For LLM-based evaluation, prefer `ClassificationEvaluator` which handles
the LLM call, structured output parsing, and explanations automatically.

## Using llm_classify Instead of ClassificationEvaluator

```python
# WRONG — legacy 1.0 API
from phoenix.evals import llm_classify
results = llm_classify(
    dataframe=df,
    template=template_str,
    model=model,
    rails=["relevant", "irrelevant"],
)

# RIGHT — current 2.0 API
from phoenix.evals import ClassificationEvaluator, async_evaluate_dataframe, LLM

classifier = ClassificationEvaluator(
    name="relevance",
    prompt_template=template_str,
    llm=LLM(provider="openai", model="gpt-4o"),
    choices={"relevant": 1.0, "irrelevant": 0.0},
)
results_df = await async_evaluate_dataframe(dataframe=df, evaluators=[classifier])
```

**Why**: `llm_classify` is the legacy 1.0 function. The current pattern is to create
an evaluator with `ClassificationEvaluator` and run it with `async_evaluate_dataframe()`.

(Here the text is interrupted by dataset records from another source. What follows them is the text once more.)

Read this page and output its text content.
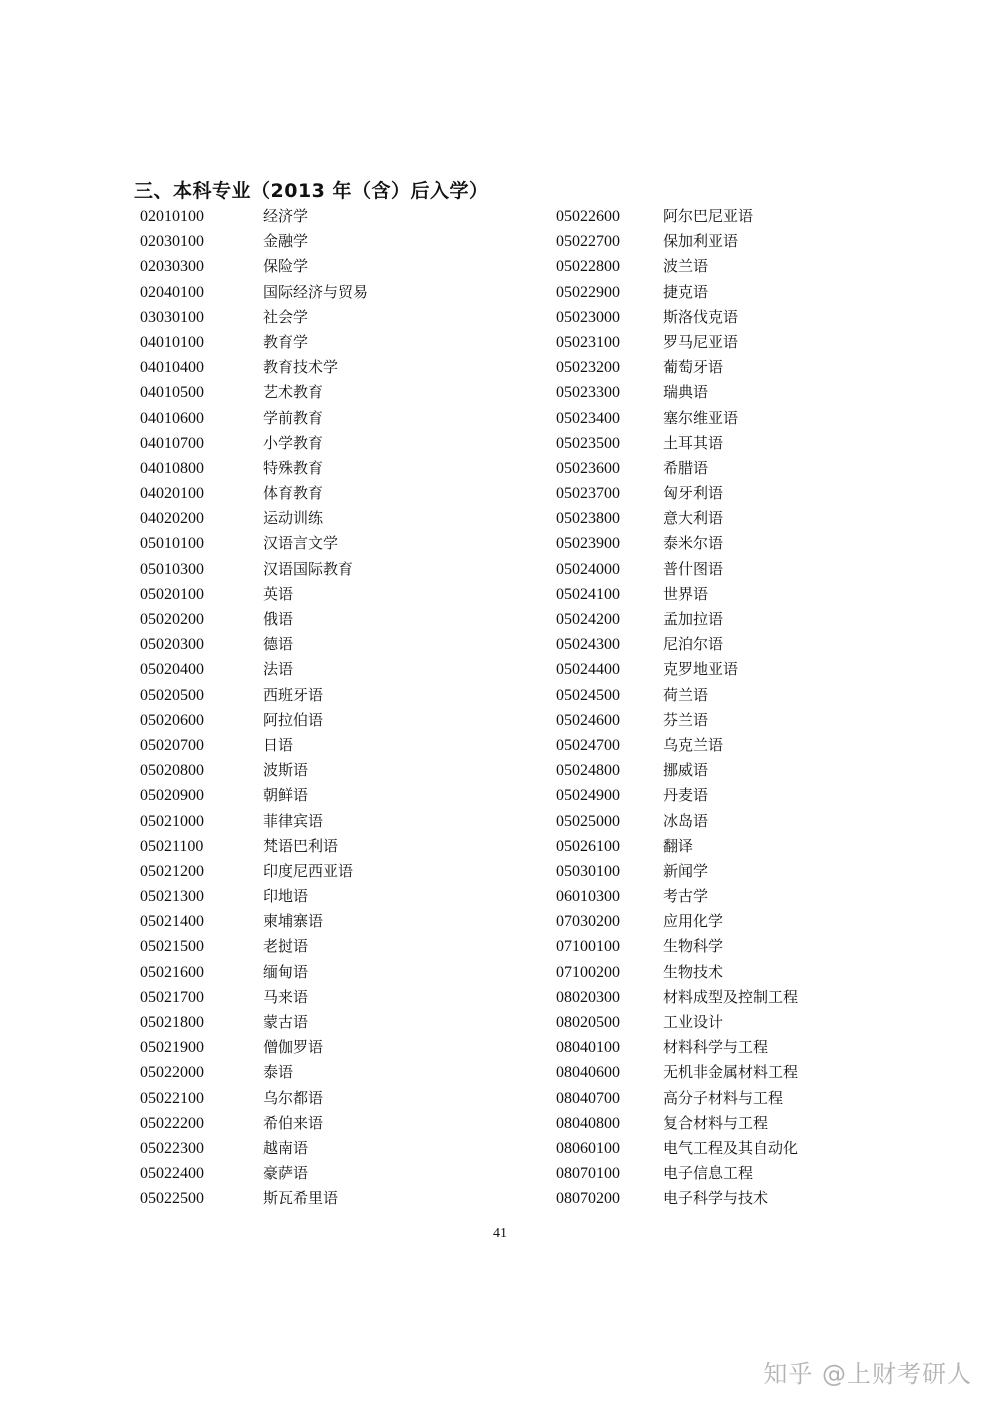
三、本科专业（2013 年（含）后入学）
02010100	经济学
02030100	金融学
02030300	保险学
02040100	国际经济与贸易
03030100	社会学
04010100	教育学
04010400	教育技术学
04010500	艺术教育
04010600	学前教育
04010700	小学教育
04010800	特殊教育
04020100	体育教育
04020200	运动训练
05010100	汉语言文学
05010300	汉语国际教育
05020100	英语
05020200	俄语
05020300	德语
05020400	法语
05020500	西班牙语
05020600	阿拉伯语
05020700	日语
05020800	波斯语
05020900	朝鲜语
05021000	菲律宾语
05021100	梵语巴利语
05021200	印度尼西亚语
05021300	印地语
05021400	柬埔寨语
05021500	老挝语
05021600	缅甸语
05021700	马来语
05021800	蒙古语
05021900	僧伽罗语
05022000	泰语
05022100	乌尔都语
05022200	希伯来语
05022300	越南语
05022400	豪萨语
05022500	斯瓦希里语
05022600	阿尔巴尼亚语
05022700	保加利亚语
05022800	波兰语
05022900	捷克语
05023000	斯洛伐克语
05023100	罗马尼亚语
05023200	葡萄牙语
05023300	瑞典语
05023400	塞尔维亚语
05023500	土耳其语
05023600	希腊语
05023700	匈牙利语
05023800	意大利语
05023900	泰米尔语
05024000	普什图语
05024100	世界语
05024200	孟加拉语
05024300	尼泊尔语
05024400	克罗地亚语
05024500	荷兰语
05024600	芬兰语
05024700	乌克兰语
05024800	挪威语
05024900	丹麦语
05025000	冰岛语
05026100	翻译
05030100	新闻学
06010300	考古学
07030200	应用化学
07100100	生物科学
07100200	生物技术
08020300	材料成型及控制工程
08020500	工业设计
08040100	材料科学与工程
08040600	无机非金属材料工程
08040700	高分子材料与工程
08040800	复合材料与工程
08060100	电气工程及其自动化
08070100	电子信息工程
08070200	电子科学与技术
41
知乎 @上财考研人
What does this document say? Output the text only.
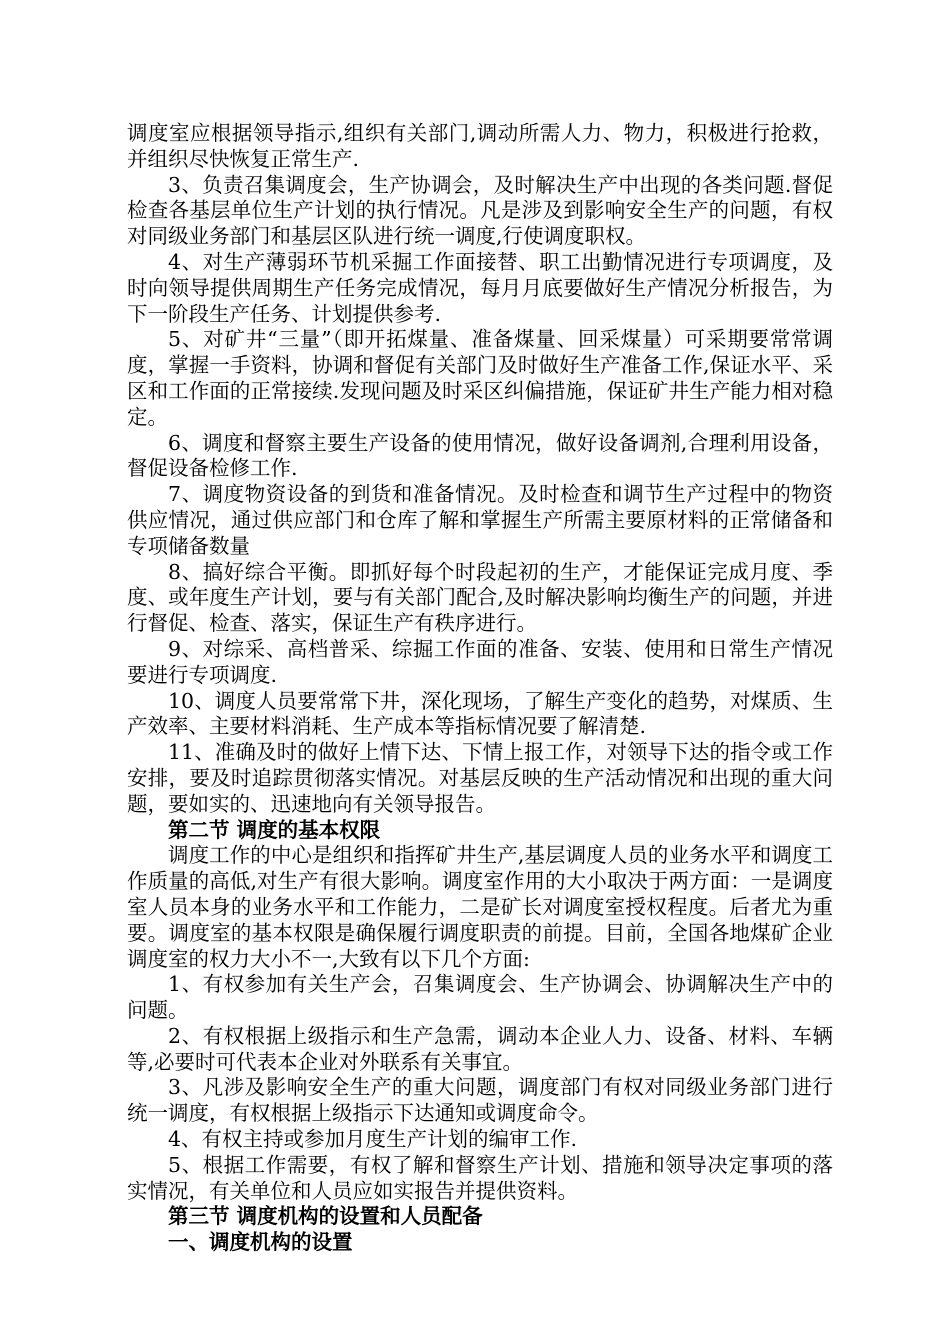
调度室应根据领导指示,组织有关部门,调动所需人力、物力，积极进行抢救，并组织尽快恢复正常生产.

3、负责召集调度会，生产协调会，及时解决生产中出现的各类问题.督促检查各基层单位生产计划的执行情况。凡是涉及到影响安全生产的问题，有权对同级业务部门和基层区队进行统一调度,行使调度职权。

4、对生产薄弱环节机采掘工作面接替、职工出勤情况进行专项调度，及时向领导提供周期生产任务完成情况，每月月底要做好生产情况分析报告，为下一阶段生产任务、计划提供参考.

5、对矿井“三量”（即开拓煤量、准备煤量、回采煤量）可采期要常常调度，掌握一手资料，协调和督促有关部门及时做好生产准备工作,保证水平、采区和工作面的正常接续.发现问题及时采区纠偏措施，保证矿井生产能力相对稳定。

6、调度和督察主要生产设备的使用情况，做好设备调剂,合理利用设备，督促设备检修工作.

7、调度物资设备的到货和准备情况。及时检查和调节生产过程中的物资供应情况，通过供应部门和仓库了解和掌握生产所需主要原材料的正常储备和专项储备数量

8、搞好综合平衡。即抓好每个时段起初的生产，才能保证完成月度、季度、或年度生产计划，要与有关部门配合,及时解决影响均衡生产的问题，并进行督促、检查、落实，保证生产有秩序进行。

9、对综采、高档普采、综掘工作面的准备、安装、使用和日常生产情况要进行专项调度.

10、调度人员要常常下井，深化现场，了解生产变化的趋势，对煤质、生产效率、主要材料消耗、生产成本等指标情况要了解清楚.

11、准确及时的做好上情下达、下情上报工作，对领导下达的指令或工作安排，要及时追踪贯彻落实情况。对基层反映的生产活动情况和出现的重大问题，要如实的、迅速地向有关领导报告。

第二节 调度的基本权限

调度工作的中心是组织和指挥矿井生产,基层调度人员的业务水平和调度工作质量的高低,对生产有很大影响。调度室作用的大小取决于两方面：一是调度室人员本身的业务水平和工作能力，二是矿长对调度室授权程度。后者尤为重要。调度室的基本权限是确保履行调度职责的前提。目前，全国各地煤矿企业调度室的权力大小不一,大致有以下几个方面:

1、有权参加有关生产会，召集调度会、生产协调会、协调解决生产中的问题。

2、有权根据上级指示和生产急需，调动本企业人力、设备、材料、车辆等,必要时可代表本企业对外联系有关事宜。

3、凡涉及影响安全生产的重大问题，调度部门有权对同级业务部门进行统一调度，有权根据上级指示下达通知或调度命令。

4、有权主持或参加月度生产计划的编审工作.

5、根据工作需要，有权了解和督察生产计划、措施和领导决定事项的落实情况，有关单位和人员应如实报告并提供资料。

第三节 调度机构的设置和人员配备

一、调度机构的设置
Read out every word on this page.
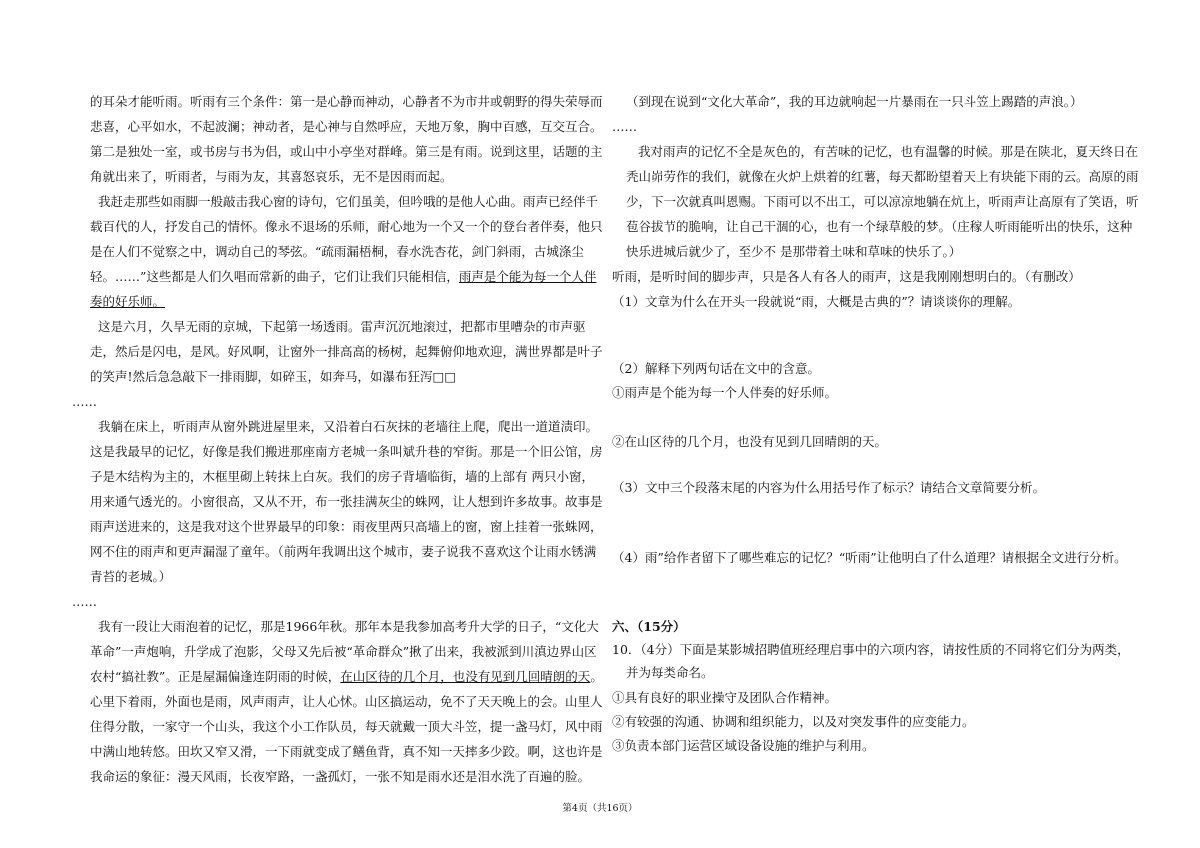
的耳朵才能听雨。听雨有三个条件：第一是心静而神动，心静者不为市井或朝野的得失荣辱而
悲喜，心平如水，不起波澜；神动者，是心神与自然呼应，天地万象，胸中百感，互交互合。
第二是独处一室，或书房与书为侣，或山中小亭坐对群峰。第三是有雨。说到这里，话题的主
角就出来了，听雨者，与雨为友，其喜怒哀乐，无不是因雨而起。
我赶走那些如雨脚一般敲击我心窗的诗句，它们虽美，但吟哦的是他人心曲。雨声已经伴千
载百代的人，抒发自己的情怀。像永不退场的乐师，耐心地为一个又一个的登台者伴奏，他只
是在人们不觉察之中，调动自己的琴弦。“疏雨漏梧桐，春水洗杏花，剑门斜雨，古城涤尘
轻。……”这些都是人们久唱而常新的曲子，它们让我们只能相信，雨声是个能为每一个人伴
奏的好乐师。
这是六月，久旱无雨的京城，下起第一场透雨。雷声沉沉地滚过，把都市里嘈杂的市声驱
走，然后是闪电，是风。好风啊，让窗外一排高高的杨树，起舞俯仰地欢迎，满世界都是叶子
的笑声!然后急急敲下一排雨脚，如碎玉，如奔马，如瀑布狂泻□□
……
我躺在床上，听雨声从窗外跳进屋里来，又沿着白石灰抹的老墙往上爬，爬出一道道渍印。
这是我最早的记忆，好像是我们搬进那座南方老城一条叫斌升巷的窄街。那是一个旧公馆，房
子是木结构为主的，木框里砌上转抹上白灰。我们的房子背墙临街，墙的上部有 两只小窗，
用来通气透光的。小窗很高，又从不开，布一张挂满灰尘的蛛网，让人想到许多故事。故事是
雨声送进来的，这是我对这个世界最早的印象：雨夜里两只高墙上的窗，窗上挂着一张蛛网，
网不住的雨声和更声漏湿了童年。（前两年我调出这个城市，妻子说我不喜欢这个让雨水锈满
青苔的老城。）
……
我有一段让大雨泡着的记忆，那是1966年秋。那年本是我参加高考升大学的日子，“文化大
革命”一声炮响，升学成了泡影，父母又先后被“革命群众”揪了出来，我被派到川滇边界山区
农村“搞社教”。正是屋漏偏逢连阴雨的时候，在山区待的几个月，也没有见到几回晴朗的天。
心里下着雨，外面也是雨，风声雨声，让人心怵。山区搞运动，免不了天天晚上的会。山里人
住得分散，一家守一个山头，我这个小工作队员，每天就戴一顶大斗笠，提一盏马灯，风中雨
中满山地转悠。田坎又窄又滑，一下雨就变成了鳝鱼背，真不知一天摔多少跤。啊，这也许是
我命运的象征：漫天风雨，长夜窄路，一盏孤灯，一张不知是雨水还是泪水洗了百遍的脸。
（到现在说到“文化大革命”，我的耳边就响起一片暴雨在一只斗笠上踢踏的声浪。）
……
我对雨声的记忆不全是灰色的，有苦味的记忆，也有温馨的时候。那是在陕北，夏天终日在
秃山峁劳作的我们，就像在火炉上烘着的红薯，每天都盼望着天上有块能下雨的云。高原的雨
少，下一次就真叫恩赐。下雨可以不出工，可以凉凉地躺在炕上，听雨声让高原有了笑语，听
苞谷拔节的脆响，让自己干涸的心，也有一个绿草般的梦。（庄稼人听雨能听出的快乐，这种
快乐进城后就少了，至少不 是那带着土味和草味的快乐了。）
听雨，是听时间的脚步声，只是各人有各人的雨声，这是我刚刚想明白的。（有删改）
（1）文章为什么在开头一段就说“雨，大概是古典的”？请谈谈你的理解。
（2）解释下列两句话在文中的含意。
①雨声是个能为每一个人伴奏的好乐师。
②在山区待的几个月，也没有见到几回晴朗的天。
（3）文中三个段落末尾的内容为什么用括号作了标示？请结合文章简要分析。
（4）雨”给作者留下了哪些难忘的记忆？“听雨”让他明白了什么道理？请根据全文进行分析。
六、（15分）
10．（4分）下面是某影城招聘值班经理启事中的六项内容，请按性质的不同将它们分为两类，
并为每类命名。
①具有良好的职业操守及团队合作精神。
②有较强的沟通、协调和组织能力，以及对突发事件的应变能力。
③负责本部门运营区域设备设施的维护与利用。
第4页（共16页）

## Using HallucinationEvaluator

```python
# WRONG — deprecated
from phoenix.evals import HallucinationEvaluator
eval = HallucinationEvaluator(model)

# RIGHT — use FaithfulnessEvaluator
from phoenix.evals.metrics import FaithfulnessEvaluator
from phoenix.evals import LLM
eval = FaithfulnessEvaluator(llm=LLM(provider="openai", model="gpt-4o"))
```

**Why**: `HallucinationEvaluator` is deprecated. `FaithfulnessEvaluator` is its replacement,
using "faithful"/"unfaithful" labels with maximized score (1.0 = faithful).